DIGITISATIONLIFE CYCLE

2/5 – Workflow

Selection

The selection of documents will normally take into consideration the growth of the collection, added value, protection, technical feasibility, and ability to sustain the long term costs of digitisation. In reality, the best selection will be based on a combination of criteria.

Selection criteria will generally take account of:

  • historic and cultural value
  • uniqueness and rarity
  • high demand
  • documents free of legal constraints, or with permission to digitise already secured
  • limited access due to state of preservation, value and location
  • value added by providing access on line; creation of virtual collections
  • increased level of interest generated in little-known or unknown material

In certain cases it may be worth conducting a survey of the material so as to determine the quantity, type and format of the documents, and their state of preservation. This information may come in useful during subsequent preservation, cataloguing and digitising operations.

Legal aspects

When digitising documents, serious attention must be given to issues concerning copyright, in respect both of original material and of digital resources.

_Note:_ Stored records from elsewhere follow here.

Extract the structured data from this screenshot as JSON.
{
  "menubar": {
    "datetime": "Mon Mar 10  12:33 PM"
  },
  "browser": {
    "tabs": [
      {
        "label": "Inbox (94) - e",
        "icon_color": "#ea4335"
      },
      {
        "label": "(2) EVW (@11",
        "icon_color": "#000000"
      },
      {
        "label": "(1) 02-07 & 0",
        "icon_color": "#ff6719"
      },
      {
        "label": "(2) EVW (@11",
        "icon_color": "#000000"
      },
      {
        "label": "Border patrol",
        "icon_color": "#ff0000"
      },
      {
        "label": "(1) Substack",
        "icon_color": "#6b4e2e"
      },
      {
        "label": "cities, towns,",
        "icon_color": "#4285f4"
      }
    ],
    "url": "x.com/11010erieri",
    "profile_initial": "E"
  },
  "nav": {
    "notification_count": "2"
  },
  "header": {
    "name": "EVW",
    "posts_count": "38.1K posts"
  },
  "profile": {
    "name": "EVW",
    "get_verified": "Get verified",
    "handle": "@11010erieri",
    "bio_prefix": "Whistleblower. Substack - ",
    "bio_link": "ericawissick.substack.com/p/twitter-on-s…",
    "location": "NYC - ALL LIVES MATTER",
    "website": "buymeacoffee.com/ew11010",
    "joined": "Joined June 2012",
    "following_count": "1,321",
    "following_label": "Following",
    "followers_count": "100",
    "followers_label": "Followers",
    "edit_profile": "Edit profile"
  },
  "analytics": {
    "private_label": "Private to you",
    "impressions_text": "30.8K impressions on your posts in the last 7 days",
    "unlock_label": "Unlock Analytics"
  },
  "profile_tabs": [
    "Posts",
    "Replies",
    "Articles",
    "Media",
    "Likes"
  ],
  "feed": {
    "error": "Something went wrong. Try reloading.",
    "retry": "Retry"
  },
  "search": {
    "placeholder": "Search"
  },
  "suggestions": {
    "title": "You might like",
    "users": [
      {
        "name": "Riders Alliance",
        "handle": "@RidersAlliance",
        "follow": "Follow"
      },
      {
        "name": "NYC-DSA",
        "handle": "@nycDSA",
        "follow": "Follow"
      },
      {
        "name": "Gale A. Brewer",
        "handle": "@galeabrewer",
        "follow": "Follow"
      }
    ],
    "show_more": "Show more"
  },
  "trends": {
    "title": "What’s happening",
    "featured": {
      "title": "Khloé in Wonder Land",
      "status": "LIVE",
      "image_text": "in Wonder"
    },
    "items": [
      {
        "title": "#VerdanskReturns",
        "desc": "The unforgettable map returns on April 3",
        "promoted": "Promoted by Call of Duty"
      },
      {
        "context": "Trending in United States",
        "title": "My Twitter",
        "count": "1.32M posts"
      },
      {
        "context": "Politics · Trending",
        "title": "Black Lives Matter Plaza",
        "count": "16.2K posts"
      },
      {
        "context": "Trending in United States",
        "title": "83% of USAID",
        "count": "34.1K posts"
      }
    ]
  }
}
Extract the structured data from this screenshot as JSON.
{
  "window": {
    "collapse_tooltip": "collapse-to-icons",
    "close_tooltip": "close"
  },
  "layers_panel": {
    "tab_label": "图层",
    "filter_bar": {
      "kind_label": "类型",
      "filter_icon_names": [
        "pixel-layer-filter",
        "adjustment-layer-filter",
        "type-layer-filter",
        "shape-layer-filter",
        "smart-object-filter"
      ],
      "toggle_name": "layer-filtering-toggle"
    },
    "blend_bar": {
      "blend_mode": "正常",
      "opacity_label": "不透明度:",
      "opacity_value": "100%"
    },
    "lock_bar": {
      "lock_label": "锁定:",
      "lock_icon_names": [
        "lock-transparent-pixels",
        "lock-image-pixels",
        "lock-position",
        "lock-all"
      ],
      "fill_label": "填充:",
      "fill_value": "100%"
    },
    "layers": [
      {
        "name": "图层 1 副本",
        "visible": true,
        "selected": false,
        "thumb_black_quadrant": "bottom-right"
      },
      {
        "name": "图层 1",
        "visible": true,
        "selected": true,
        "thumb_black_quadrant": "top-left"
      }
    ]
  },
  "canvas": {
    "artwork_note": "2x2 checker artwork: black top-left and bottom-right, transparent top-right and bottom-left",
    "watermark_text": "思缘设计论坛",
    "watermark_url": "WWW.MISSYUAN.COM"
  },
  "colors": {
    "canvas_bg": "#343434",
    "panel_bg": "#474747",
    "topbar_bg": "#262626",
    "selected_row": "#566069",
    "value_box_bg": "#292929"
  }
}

Points to examine are: characteristics of the work to be processed, rights ownership (who owns the rights – is the work protected – what type of protection?), the actions to be performed on the work (what are they – what rights are involved – has authorization been obtained?), likely critical areas and possible solutions.

Works that must be excluded are those subject to copyright and those digitised in other collections and accessible to the public on the web, in this instance so as to avoid duplication and minimize costs.

Preservation of items

Digitisation is no substitute for commitment to care and preservation of original documents.
It is important to assess the state of preservation of original documents before proceeding with digitisation, and to ensure that any treatment of original specimens is carried out only after they have been inspected by experts.

Digitisation

To guarantee the safety of originals and ensure good digitising quality, particular care must be taken over the choice of acquisition methods and equipment (capture system, lighting, software).

The nature and the dimensions of the originals will determine the selection of the capture system and the lighting system.

The hardware and software requirements of the capture system are determined by the image quality expectation, as are the timescales for acquisition and processing of the images, and the amount of storage space occupied in allocated memory locations.

As a general rule, the key to quality does not lie in scanning at the maximum resolution obtainable, but performing the scan at a level commensurate with the information contained in the original.

In general, the aim of digitisation is to produce master files suitable for long-term preservation. Files for viewing on the web are derived from the master files.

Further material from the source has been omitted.